“What is it about elevators?”
— E.L. James, 50 Shades of Grey
pictured: Earl Grey, the original
When I set out to name this blog, I went through a long list of crappy puns, sayings, and/or idioms. Flip dictionaries, rhyming websites, and grab bag word searches were all put into my blog-naming arsenal. And only some of them proved useful. But alas, my title was soon chosen. Like it was a nine-inch willow wand with dragon heartstring choosing me, and Ollivander himself was presiding, both parties knew it was meant to be.
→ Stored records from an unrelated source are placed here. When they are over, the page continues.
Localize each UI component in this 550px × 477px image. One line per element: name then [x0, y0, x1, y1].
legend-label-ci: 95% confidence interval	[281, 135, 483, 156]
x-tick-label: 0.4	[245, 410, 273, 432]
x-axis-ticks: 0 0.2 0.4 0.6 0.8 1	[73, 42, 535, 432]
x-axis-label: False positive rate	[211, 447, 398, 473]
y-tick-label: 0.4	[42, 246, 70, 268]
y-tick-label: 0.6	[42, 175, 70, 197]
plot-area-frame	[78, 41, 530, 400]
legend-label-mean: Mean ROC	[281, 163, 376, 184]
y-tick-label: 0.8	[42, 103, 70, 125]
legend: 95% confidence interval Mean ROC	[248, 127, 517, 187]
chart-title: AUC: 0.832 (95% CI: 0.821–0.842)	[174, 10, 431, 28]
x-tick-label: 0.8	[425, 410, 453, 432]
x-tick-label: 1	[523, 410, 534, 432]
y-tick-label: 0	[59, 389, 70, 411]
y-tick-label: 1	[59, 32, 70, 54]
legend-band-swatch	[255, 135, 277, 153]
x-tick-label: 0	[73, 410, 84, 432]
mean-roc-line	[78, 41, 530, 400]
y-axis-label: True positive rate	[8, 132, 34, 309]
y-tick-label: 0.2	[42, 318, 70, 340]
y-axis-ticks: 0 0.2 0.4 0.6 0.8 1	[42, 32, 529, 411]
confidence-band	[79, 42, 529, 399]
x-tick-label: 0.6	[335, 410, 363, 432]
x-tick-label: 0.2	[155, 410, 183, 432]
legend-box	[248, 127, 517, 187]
Before deciding on the current title, Earl and Other Greys, I googled it. Extensively. I wanted to make sure I wasn’t unintentionally ripping someone off. The search came up clean and the name stuck.
Now, less than a year later, the term “grey” has taken on a whole new meaning – smut. The world was sideswiped by the book of a similar name, 50 Shades of Grey, and I got sucked in by semi association. To date, my inbox hasn’t been flooded by middle-aged women looking for a fix, nor have extreme activists flagged me for inappropriate titling … but Google’s results have taken a complete about face. My blogs namesake brings up a whole slew of reviews, excerpts, and sales records – all of which are smothered in a layer of filth. (Although I’ve never read the book; all of my comments are purely stereotypical.)
But as Jesus, the anti grey, once said, “This too shall pass”. Soon only blog readers and Crayola enthusiasts will be searching g for anything gray. A day that will restore my view on best sellers.
A shout out goes to my friend, Dr. Cooper, who pointed out the whole 50/Earl connection. Without him, I’d still be living in my naive, unawkward blogging world. I am still contemplating whether or not to say thank you.